Laat me je vragen: Waarom zond God engelen om Lot en zijn familie te redden? We weten dat Lot en zijn dochters uiteindelijk werden gered uit Sodom, maar zijn twee schoonzonen en vrouw werden vernietigd. Waarom werd Lot gered? Waarom zond God engelen om deze man letterlijk uit de vernietiging te halen?
Was het vanwege Lots deugdzaamheid? Was het omdat God iets groots in hem zag? Nee! Het antwoord is erg eenvoudig: "…omdat de HERE hem wilde sparen, leidden zij hem uit en brachten hem buiten de stad." God wilde hem sparen!

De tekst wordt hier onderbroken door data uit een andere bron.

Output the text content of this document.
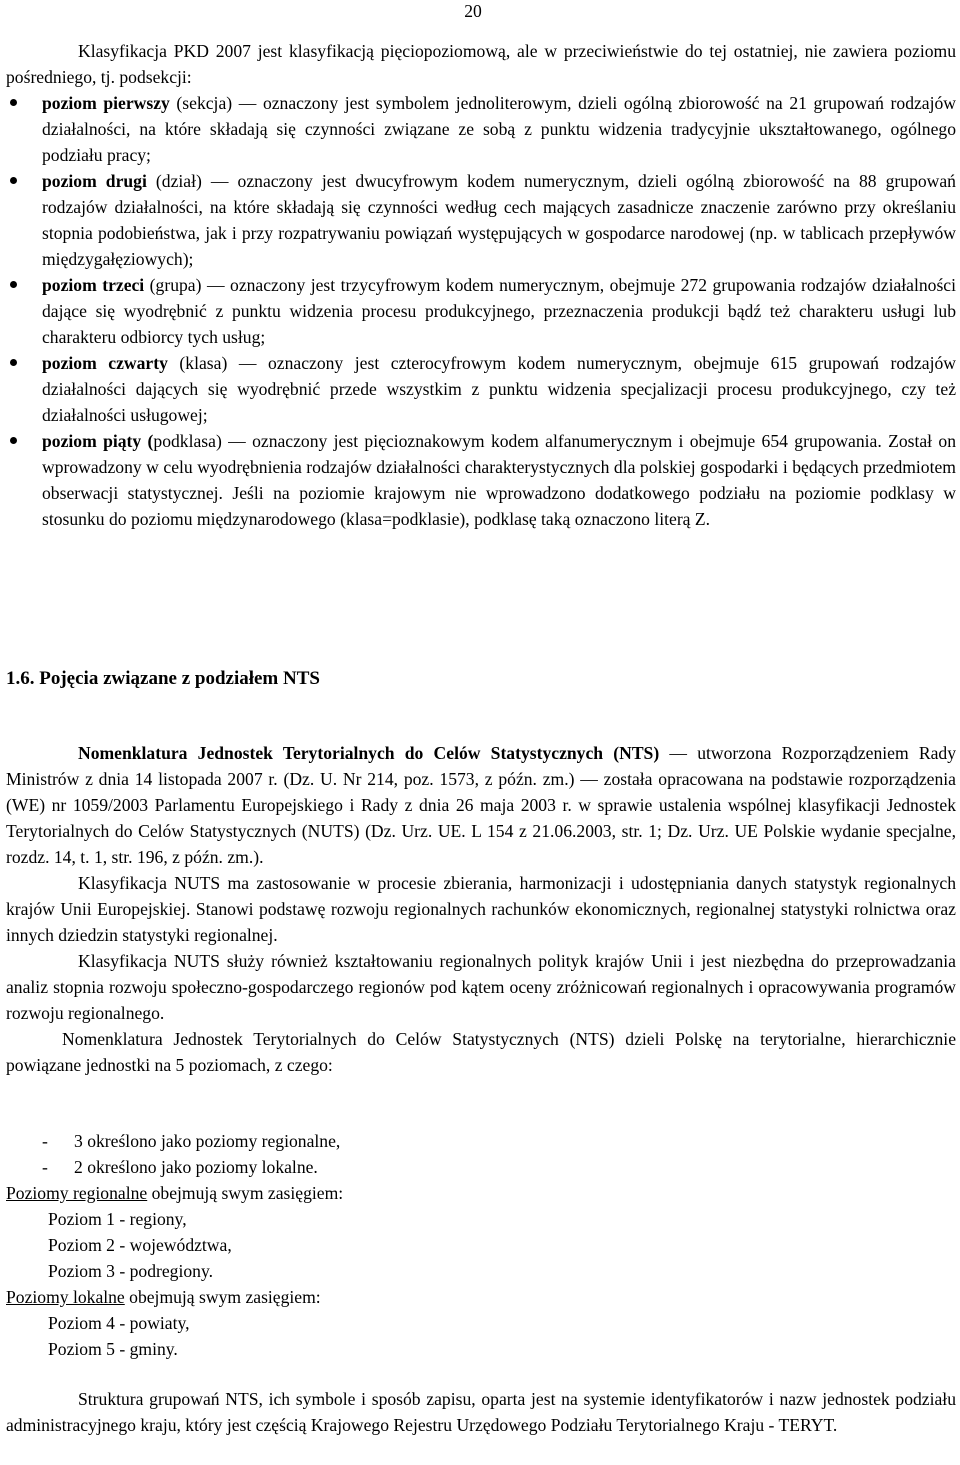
20

Klasyfikacja PKD 2007 jest klasyfikacją pięciopoziomową, ale w przeciwieństwie do tej ostatniej, nie zawiera poziomu pośredniego, tj. podsekcji:

poziom pierwszy (sekcja) — oznaczony jest symbolem jednoliterowym, dzieli ogólną zbiorowość na 21 grupowań rodzajów działalności, na które składają się czynności związane ze sobą z punktu widzenia tradycyjnie ukształtowanego, ogólnego podziału pracy;
poziom drugi (dział) — oznaczony jest dwucyfrowym kodem numerycznym, dzieli ogólną zbiorowość na 88 grupowań rodzajów działalności, na które składają się czynności według cech mających zasadnicze znaczenie zarówno przy określaniu stopnia podobieństwa, jak i przy rozpatrywaniu powiązań występujących w gospodarce narodowej (np. w tablicach przepływów międzygałęziowych);
poziom trzeci (grupa) — oznaczony jest trzycyfrowym kodem numerycznym, obejmuje 272 grupowania rodzajów działalności dające się wyodrębnić z punktu widzenia procesu produkcyjnego, przeznaczenia produkcji bądź też charakteru usługi lub charakteru odbiorcy tych usług;
poziom czwarty (klasa) — oznaczony jest czterocyfrowym kodem numerycznym, obejmuje 615 grupowań rodzajów działalności dających się wyodrębnić przede wszystkim z punktu widzenia specjalizacji procesu produkcyjnego, czy też działalności usługowej;
poziom piąty (podklasa) — oznaczony jest pięcioznakowym kodem alfanumerycznym i obejmuje 654 grupowania. Został on wprowadzony w celu wyodrębnienia rodzajów działalności charakterystycznych dla polskiej gospodarki i będących przedmiotem obserwacji statystycznej. Jeśli na poziomie krajowym nie wprowadzono dodatkowego podziału na poziomie podklasy w stosunku do poziomu międzynarodowego (klasa=podklasie), podklasę taką oznaczono literą Z.
1.6. Pojęcia związane z podziałem NTS

Nomenklatura Jednostek Terytorialnych do Celów Statystycznych (NTS) — utworzona Rozporządzeniem Rady Ministrów z dnia 14 listopada 2007 r. (Dz. U. Nr 214, poz. 1573, z późn. zm.) — została opracowana na podstawie rozporządzenia (WE) nr 1059/2003 Parlamentu Europejskiego i Rady z dnia 26 maja 2003 r. w sprawie ustalenia wspólnej klasyfikacji Jednostek Terytorialnych do Celów Statystycznych (NUTS) (Dz. Urz. UE. L 154 z 21.06.2003, str. 1; Dz. Urz. UE Polskie wydanie specjalne, rozdz. 14, t. 1, str. 196, z późn. zm.).

Klasyfikacja NUTS ma zastosowanie w procesie zbierania, harmonizacji i udostępniania danych statystyk regionalnych krajów Unii Europejskiej. Stanowi podstawę rozwoju regionalnych rachunków ekonomicznych, regionalnej statystyki rolnictwa oraz innych dziedzin statystyki regionalnej.

Klasyfikacja NUTS służy również kształtowaniu regionalnych polityk krajów Unii i jest niezbędna do przeprowadzania analiz stopnia rozwoju społeczno-gospodarczego regionów pod kątem oceny zróżnicowań regionalnych i opracowywania programów rozwoju regionalnego.

Nomenklatura Jednostek Terytorialnych do Celów Statystycznych (NTS) dzieli Polskę na terytorialne, hierarchicznie powiązane jednostki na 5 poziomach, z czego:

- 3 określono jako poziomy regionalne,
- 2 określono jako poziomy lokalne.

Poziomy regionalne obejmują swym zasięgiem:

Poziom 1 - regiony,
Poziom 2 - województwa,
Poziom 3 - podregiony.

Poziomy lokalne obejmują swym zasięgiem:

Poziom 4 - powiaty,
Poziom 5 - gminy.

Struktura grupowań NTS, ich symbole i sposób zapisu, oparta jest na systemie identyfikatorów i nazw jednostek podziału administracyjnego kraju, który jest częścią Krajowego Rejestru Urzędowego Podziału Terytorialnego Kraju - TERYT.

Ik zie Lot als een type van de laatst overgebleven gelovigen in deze laatste dagen, levend in een zeer zondige maatschappij die op het punt staat geoordeeld te worden. Juist nu is Amerika rijp voor vernietiging; inderdaad, onze natie staat al onder Gods oordeel. En Lot vertegenwoordigt de rechtvaardige kerk die temidden daarvan nog overgebleven is, want de Bijbel noemt Lot een rechtvaardige man (zie 2 Petrus 2:6-8).
Maar, als Gods kerk vandaag nog rechtvaardig is, dan is dat alleen vanwege het bloed van Jezus Christus, en niet vanwege enige goedheid of deugdzaamheid die Hij in óns heeft gezien. Het is alleen vanwege Zijn genade dat Hij naar ons toekwam en ons uit het oordeel haalde – zelfs toen wij aarzelden om onze zonden achter te laten!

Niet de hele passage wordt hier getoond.